For both these reasons, we conclude that we lack jurisdiction to hear Bui’s appeal. Had Bui filed his appeal timely but in the wrong court, we perhaps would have transferred the case to the appellate division of the Sacramento County Superior Court. (See People v. Nickerson (2005) 128 Cal.App.4th 33, 39-41 [transferring case, which had wrongly been filed with the court of appeal, to the appellate division of a county’s superior court].) But because his appeal is also untimely, we have no choice but to dismiss. (Bourhis v. Lord (2013) 56 Cal.4th 320, 329 [“filing a timely notice of appeal is a jurisdictional requirement”]; Hollister Convalescent Hosp., Inc. v. Rico (1975) 15 Cal.3d 660, 674 [when a notice of appeal “has not in fact been filed within the relevant jurisdictional period—and when applicable rules of construction and interpretation fail to require that it be deemed in law to have been so filed—the appellate court, absent statutory authorization to extend the jurisdictional period, lacks all power to consider the appeal on its merits and must dismiss”].)

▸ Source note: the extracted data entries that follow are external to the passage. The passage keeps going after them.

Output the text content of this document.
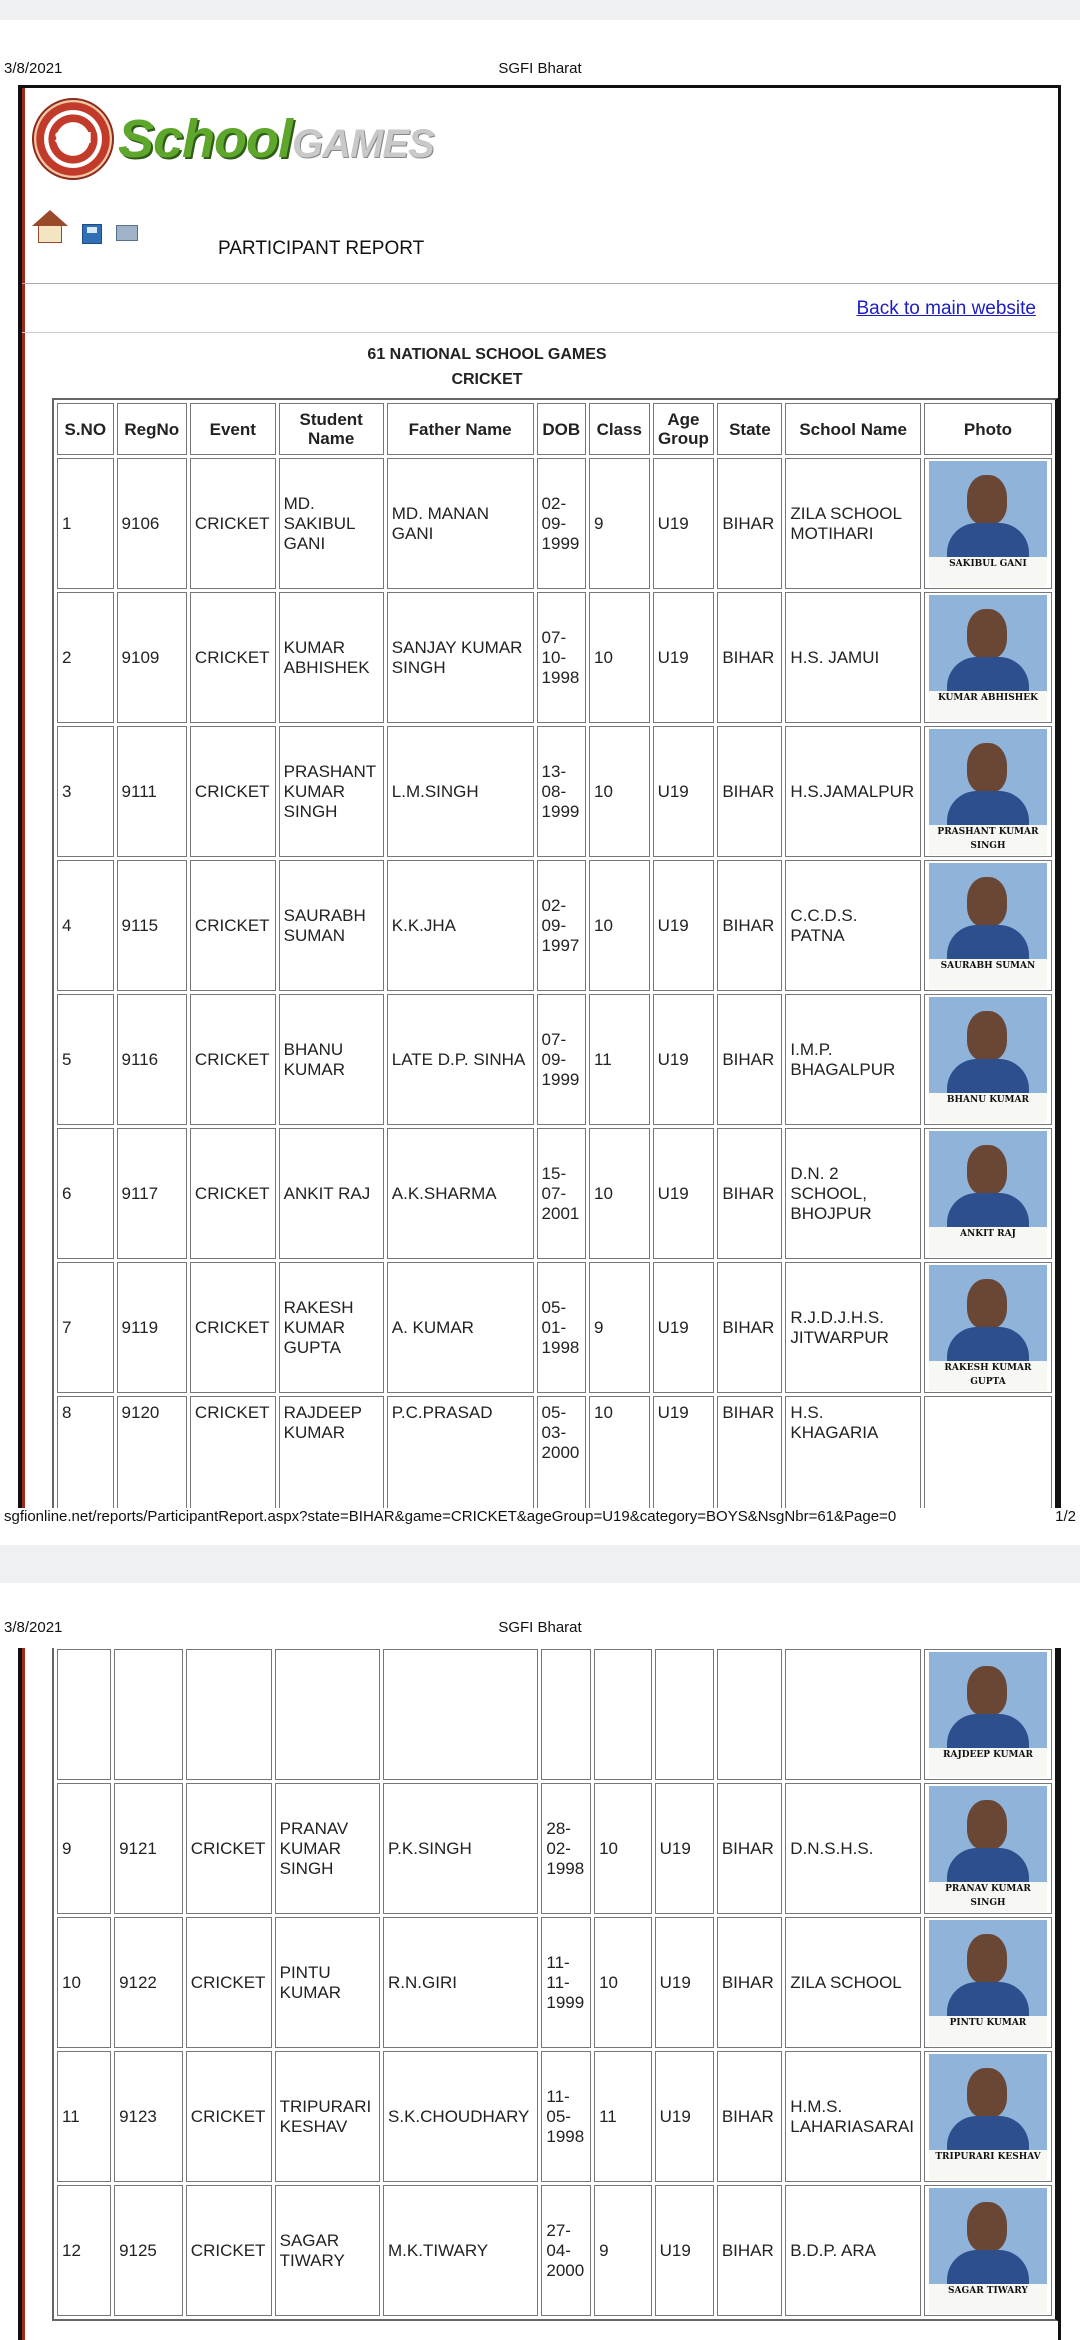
3/8/2021	SGFI Bharat
SGFI SchoolGAMES
PARTICIPANT REPORT
Back to main website
61 NATIONAL SCHOOL GAMES
CRICKET
S.NO	RegNo	Event	Student Name	Father Name	DOB	Class	Age Group	State	School Name	Photo
1	9106	CRICKET	MD. SAKIBUL GANI	MD. MANAN GANI	02-09-1999	9	U19	BIHAR	ZILA SCHOOL MOTIHARI	SAKIBUL GANI

2	9109	CRICKET	KUMAR ABHISHEK	SANJAY KUMAR SINGH	07-10-1998	10	U19	BIHAR	H.S. JAMUI	KUMAR ABHISHEK

3	9111	CRICKET	PRASHANT KUMAR SINGH	L.M.SINGH	13-08-1999	10	U19	BIHAR	H.S.JAMALPUR	PRASHANT KUMAR SINGH

4	9115	CRICKET	SAURABH SUMAN	K.K.JHA	02-09-1997	10	U19	BIHAR	C.C.D.S. PATNA	SAURABH SUMAN

5	9116	CRICKET	BHANU KUMAR	LATE D.P. SINHA	07-09-1999	11	U19	BIHAR	I.M.P. BHAGALPUR	BHANU KUMAR

6	9117	CRICKET	ANKIT RAJ	A.K.SHARMA	15-07-2001	10	U19	BIHAR	D.N. 2 SCHOOL, BHOJPUR	ANKIT RAJ

7	9119	CRICKET	RAKESH KUMAR GUPTA	A. KUMAR	05-01-1998	9	U19	BIHAR	R.J.D.J.H.S. JITWARPUR	RAKESH KUMAR GUPTA

8	9120	CRICKET	RAJDEEP KUMAR	P.C.PRASAD	05-03-2000	10	U19	BIHAR	H.S. KHAGARIA	
sgfionline.net/reports/ParticipantReport.aspx?state=BIHAR&game=CRICKET&ageGroup=U19&category=BOYS&NsgNbr=61&Page=0	1/2
3/8/2021	SGFI Bharat

										RAJDEEP KUMAR

9	9121	CRICKET	PRANAV KUMAR SINGH	P.K.SINGH	28-02-1998	10	U19	BIHAR	D.N.S.H.S.	PRANAV KUMAR SINGH

10	9122	CRICKET	PINTU KUMAR	R.N.GIRI	11-11-1999	10	U19	BIHAR	ZILA SCHOOL	PINTU KUMAR

11	9123	CRICKET	TRIPURARI KESHAV	S.K.CHOUDHARY	11-05-1998	11	U19	BIHAR	H.M.S. LAHARIASARAI	TRIPURARI KESHAV

12	9125	CRICKET	SAGAR TIWARY	M.K.TIWARY	27-04-2000	9	U19	BIHAR	B.D.P. ARA	SAGAR TIWARY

In seeking a contrary result, Bui appears to have construed the trial court’s order in the unlawful detainer action as the judgment of dismissal in the partnership action. But a trial court’s order in one case (here, the unlawful detainer action) cannot dismiss a distinct case (here, the partnership action). Although we are unaware of any case law on this topic, we find Code of Civil Procedure section 581d makes this result clear enough. It explains that “[a]ll dismissals ordered by the court shall be in the form of a written order signed by the court and filed in the action”—as in, “the action” being dismissed. But in the partnership action, no dismissal order was ever filed. And so, the trial court’s purported dismissal of the case notwithstanding, Bui’s partnership action remains pending.[2]

DISPOSITION

The appeal is dismissed. Situ is entitled to recover her costs on appeal. (Cal. Rules of Court, rule 8.278(a).)

\s\ ,

BLEASE, Acting P. J.

We concur:

\s\ ,

RENNER, J.

\s\ ,

KRAUSE, J.


[1] We assume without deciding that the trial court’s order here was appealable.

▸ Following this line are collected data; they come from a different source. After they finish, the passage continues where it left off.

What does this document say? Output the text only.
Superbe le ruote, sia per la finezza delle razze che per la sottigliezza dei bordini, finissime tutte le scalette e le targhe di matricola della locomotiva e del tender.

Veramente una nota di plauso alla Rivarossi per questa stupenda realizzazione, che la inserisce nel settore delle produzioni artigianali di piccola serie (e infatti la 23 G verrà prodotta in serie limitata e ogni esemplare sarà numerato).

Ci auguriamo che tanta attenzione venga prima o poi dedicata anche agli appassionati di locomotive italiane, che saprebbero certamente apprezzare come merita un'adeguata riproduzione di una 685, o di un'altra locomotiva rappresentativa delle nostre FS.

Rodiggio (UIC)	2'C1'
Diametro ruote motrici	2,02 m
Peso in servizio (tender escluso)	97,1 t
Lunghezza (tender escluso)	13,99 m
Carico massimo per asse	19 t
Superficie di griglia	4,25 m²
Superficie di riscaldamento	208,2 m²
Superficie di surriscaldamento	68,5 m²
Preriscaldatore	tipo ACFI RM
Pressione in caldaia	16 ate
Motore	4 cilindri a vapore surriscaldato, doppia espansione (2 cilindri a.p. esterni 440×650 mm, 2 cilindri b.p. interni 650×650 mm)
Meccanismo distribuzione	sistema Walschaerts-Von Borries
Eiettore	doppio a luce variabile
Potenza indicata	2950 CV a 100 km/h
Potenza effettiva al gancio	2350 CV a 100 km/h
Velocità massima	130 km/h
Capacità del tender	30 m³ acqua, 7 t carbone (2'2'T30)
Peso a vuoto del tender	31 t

[2] After we requested supplemental briefing on this topic, Bui agreed that “[w]hile a court has the power to dismiss the action pending before it, there does not appear to be authority for an order in one case to be entered without further action as a dismissal of another.” Situ, on the other hand, argued otherwise. She argued that because a trial court has inherent authority “to exercise a reasonable control over all proceedings connected with the litigation before it” (Cooper v. Superior Court In and For Los Angeles County (1961) 55 Cal.2d 291, 301), it can dismiss related proceedings not before it when “it is advisable to do so”—and it may do so, Situ suggests, no matter where these related proceedings are filed. We disagree. A trial court, to be sure, has inherent authority to do many things in the proceedings before it; but it has no inherent authority to dismiss cases not before it.

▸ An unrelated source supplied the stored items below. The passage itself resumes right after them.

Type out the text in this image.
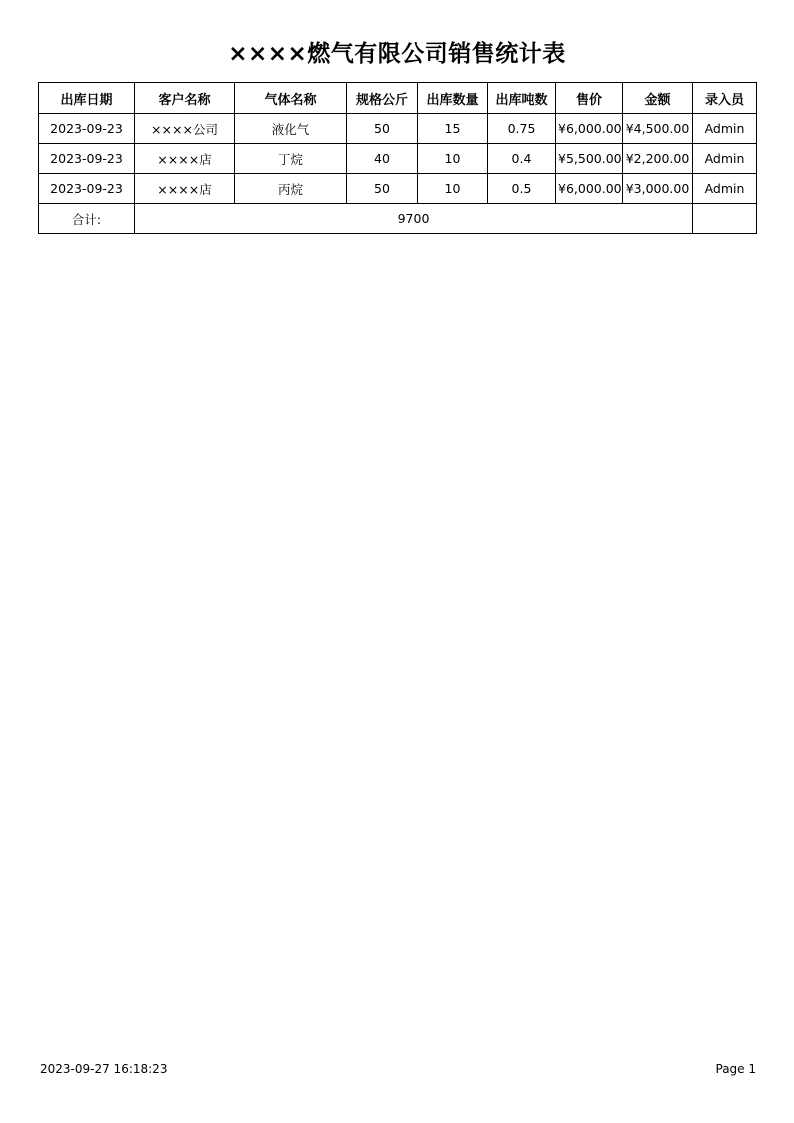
××××燃气有限公司销售统计表
出库日期	客户名称	气体名称	规格公斤	出库数量	出库吨数	售价	金额	录入员
2023-09-23	××××公司	液化气	50	15	0.75	¥6,000.00	¥4,500.00	Admin
2023-09-23	××××店	丁烷	40	10	0.4	¥5,500.00	¥2,200.00	Admin
2023-09-23	××××店	丙烷	50	10	0.5	¥6,000.00	¥3,000.00	Admin
合计:	9700							
2023-09-27 16:18:23	Page 1
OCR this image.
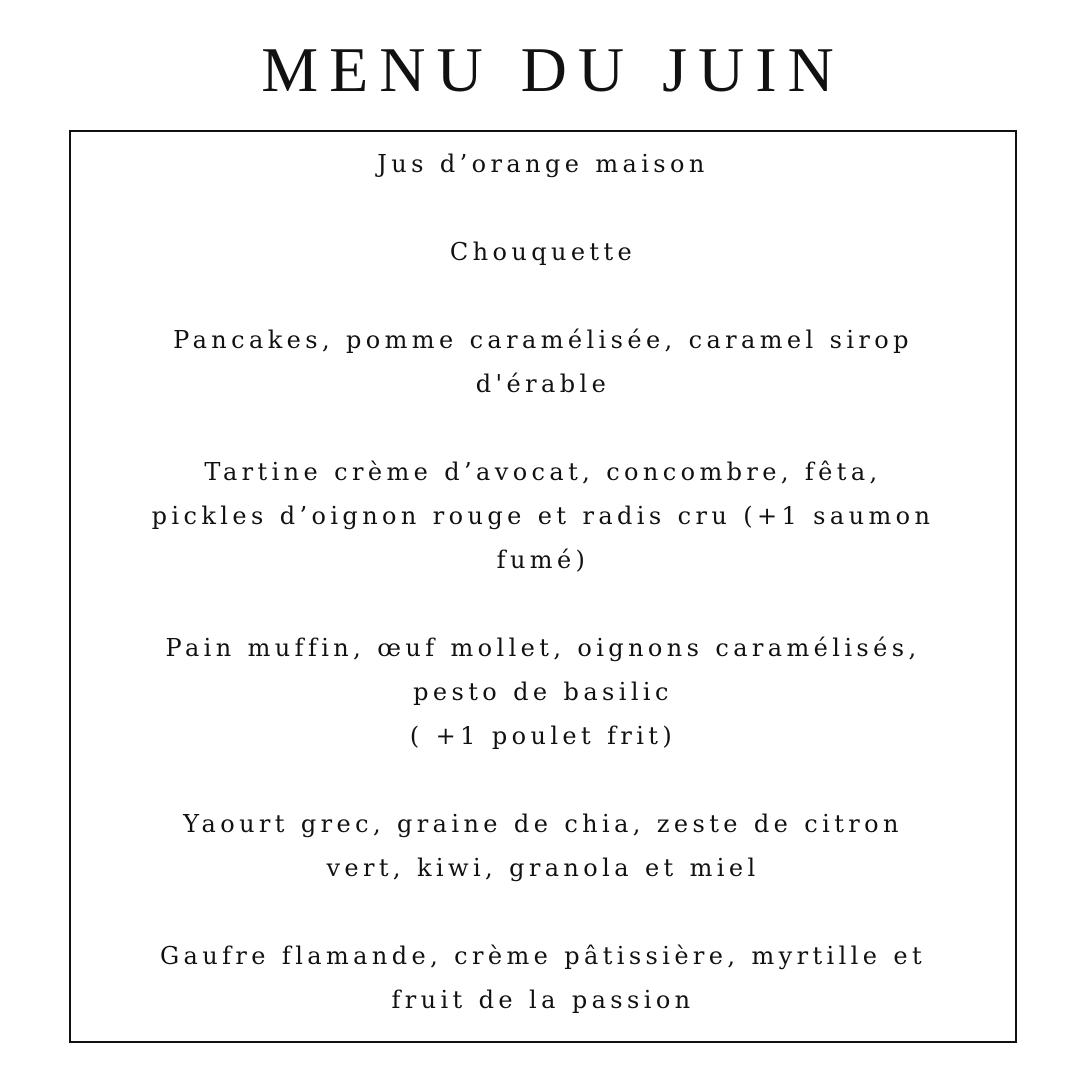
MENU DU JUIN
Jus d’orange maison
Chouquette
Pancakes, pomme caramélisée, caramel sirop
d'érable
Tartine crème d’avocat, concombre, fêta,
pickles d’oignon rouge et radis cru (+1 saumon
fumé)
Pain muffin, œuf mollet, oignons caramélisés,
pesto de basilic
( +1 poulet frit)
Yaourt grec, graine de chia, zeste de citron
vert, kiwi, granola et miel
Gaufre flamande, crème pâtissière, myrtille et
fruit de la passion
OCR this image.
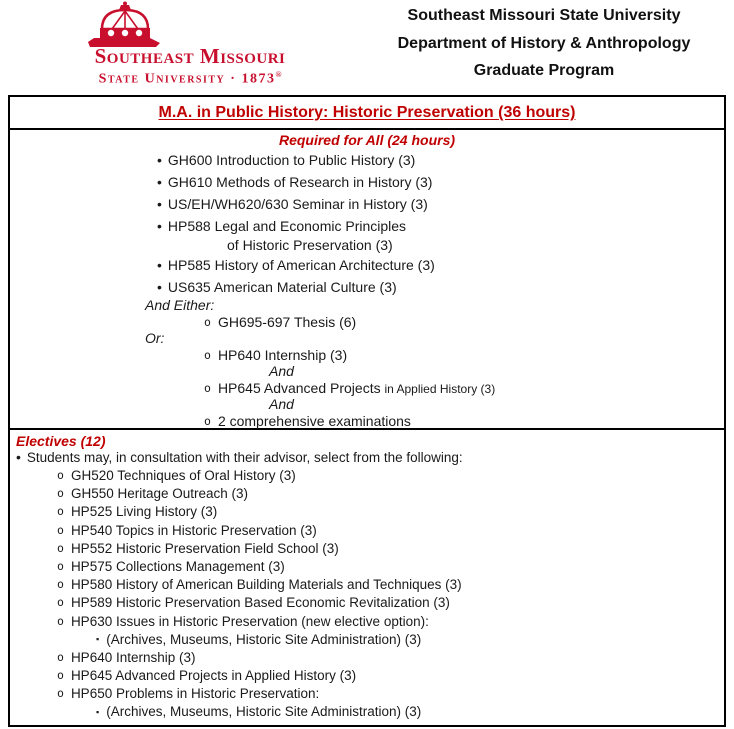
Southeast Missouri
State University · 1873®
Southeast Missouri State University
Department of History & Anthropology
Graduate Program
M.A. in Public History: Historic Preservation (36 hours)
Required for All (24 hours)
• GH600 Introduction to Public History (3)
• GH610 Methods of Research in History (3)
• US/EH/WH620/630 Seminar in History (3)
• HP588 Legal and Economic Principles
of Historic Preservation (3)
• HP585 History of American Architecture (3)
• US635 American Material Culture (3)
And Either:
o GH695-697 Thesis (6)
Or:
o HP640 Internship (3)
And
o HP645 Advanced Projects in Applied History (3)
And
o 2 comprehensive examinations
Electives (12)
• Students may, in consultation with their advisor, select from the following:
o GH520 Techniques of Oral History (3)
o GH550 Heritage Outreach (3)
o HP525 Living History (3)
o HP540 Topics in Historic Preservation (3)
o HP552 Historic Preservation Field School (3)
o HP575 Collections Management (3)
o HP580 History of American Building Materials and Techniques (3)
o HP589 Historic Preservation Based Economic Revitalization (3)
o HP630 Issues in Historic Preservation (new elective option):
▪ (Archives, Museums, Historic Site Administration) (3)
o HP640 Internship (3)
o HP645 Advanced Projects in Applied History (3)
o HP650 Problems in Historic Preservation:
▪ (Archives, Museums, Historic Site Administration) (3)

Description This appeal presents us with several unusual questions. Suppose a trial court issues an order in a limited civil case that purports to dismiss a related unlimited civil case. In that event, has the unlimited civil case actually been dismissed? Suppose further that one of the parties seeks to appeal the trial court’s purported dismissal. Would the appeal be from a dismissal of the unlimited civil case or from a decision in the limited civil case? The distinction matters because appeals in limited civil cases, unlike appeals in unlimited civil cases, are subject to shorter timelines and must be filed with the superior court’s appellate division rather than the court of appeal.
Under this set of facts, we conclude that no case has actually been dismissed, as a trial court’s decision in one case cannot dismiss a distinct case not before the court.